Federated Learning (FL) has emerged as a promising privacy-preserving collaborative model training paradigm without sharing raw data. However, recent studies have revealed that private information can still be leaked through shared gradient information and attacked by Gradient Inversion Attacks (GIA). While many GIA methods have been proposed, a detailed analysis, evaluation, and summary of these methods are still lacking. Although various survey papers summarize existing privacy attacks in FL, few studies have conducted extensive experiments to unveil the effectiveness of GIA and their associated limiting factors in this context. To fill this gap, we first undertake a systematic review of GIA and categorize existing methods into three types, i.e., optimization-based GIA (OP-GIA), generation-based GIA (GEN-GIA), and analytics-based GIA (ANA-GIA).
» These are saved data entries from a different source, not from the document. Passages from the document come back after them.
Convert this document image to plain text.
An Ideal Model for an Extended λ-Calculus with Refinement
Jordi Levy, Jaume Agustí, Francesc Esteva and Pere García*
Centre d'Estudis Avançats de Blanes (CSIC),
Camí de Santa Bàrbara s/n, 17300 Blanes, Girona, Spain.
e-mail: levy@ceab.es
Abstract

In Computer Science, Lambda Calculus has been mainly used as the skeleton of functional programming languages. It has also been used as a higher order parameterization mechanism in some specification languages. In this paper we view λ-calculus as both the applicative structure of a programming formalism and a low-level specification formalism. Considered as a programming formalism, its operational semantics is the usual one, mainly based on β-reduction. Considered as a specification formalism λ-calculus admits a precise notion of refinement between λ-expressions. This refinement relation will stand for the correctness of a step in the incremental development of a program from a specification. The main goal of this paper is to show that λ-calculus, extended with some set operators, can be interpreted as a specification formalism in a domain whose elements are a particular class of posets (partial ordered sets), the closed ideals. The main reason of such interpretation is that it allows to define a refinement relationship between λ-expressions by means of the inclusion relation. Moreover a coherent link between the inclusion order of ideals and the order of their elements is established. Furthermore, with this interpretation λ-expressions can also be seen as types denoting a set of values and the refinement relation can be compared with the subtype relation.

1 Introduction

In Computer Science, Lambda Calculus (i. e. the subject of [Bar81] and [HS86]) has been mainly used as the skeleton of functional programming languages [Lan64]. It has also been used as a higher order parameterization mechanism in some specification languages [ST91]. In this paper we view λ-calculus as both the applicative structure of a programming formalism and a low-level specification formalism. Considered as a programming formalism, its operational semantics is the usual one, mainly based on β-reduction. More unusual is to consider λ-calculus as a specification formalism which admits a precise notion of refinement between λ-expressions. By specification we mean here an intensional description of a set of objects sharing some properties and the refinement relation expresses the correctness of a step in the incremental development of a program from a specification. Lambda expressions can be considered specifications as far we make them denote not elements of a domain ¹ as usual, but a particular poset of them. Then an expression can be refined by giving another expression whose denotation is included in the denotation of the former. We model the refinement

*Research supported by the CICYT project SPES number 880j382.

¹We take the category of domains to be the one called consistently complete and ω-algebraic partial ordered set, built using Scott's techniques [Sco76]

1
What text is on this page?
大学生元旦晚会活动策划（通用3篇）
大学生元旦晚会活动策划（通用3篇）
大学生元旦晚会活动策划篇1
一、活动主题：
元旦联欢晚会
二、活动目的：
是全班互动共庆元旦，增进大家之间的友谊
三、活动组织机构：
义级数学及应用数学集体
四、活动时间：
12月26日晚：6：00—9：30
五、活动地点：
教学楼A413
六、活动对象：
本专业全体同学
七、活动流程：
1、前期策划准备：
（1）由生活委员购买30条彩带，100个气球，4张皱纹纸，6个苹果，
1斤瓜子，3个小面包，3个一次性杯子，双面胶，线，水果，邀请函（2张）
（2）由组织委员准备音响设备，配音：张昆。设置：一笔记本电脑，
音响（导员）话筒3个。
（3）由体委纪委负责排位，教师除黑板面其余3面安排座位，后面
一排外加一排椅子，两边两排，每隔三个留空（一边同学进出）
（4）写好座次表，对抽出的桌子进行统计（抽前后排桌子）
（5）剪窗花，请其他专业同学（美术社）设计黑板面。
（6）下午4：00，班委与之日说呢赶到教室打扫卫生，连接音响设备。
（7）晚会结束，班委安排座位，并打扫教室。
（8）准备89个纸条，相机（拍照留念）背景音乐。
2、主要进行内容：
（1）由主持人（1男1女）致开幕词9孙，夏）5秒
Then, we comprehensively analyze and evaluate the three types of GIA in FL, providing insights into the factors that influence their performance, practicality, and potential threats. Our findings indicate that OP-GIA is the most practical attack setting despite its unsatisfactory performance, while GEN-GIA has many dependencies and ANA-GIA is easily detectable, making them both impractical. Finally, we offer a three-stage defense pipeline to users when designing FL frameworks and protocols for better privacy protection and share some future research directions from the perspectives of attackers and defenders that we believe should be pursued. We hope that our study can help researchers design more robust FL frameworks to defend against these attacks.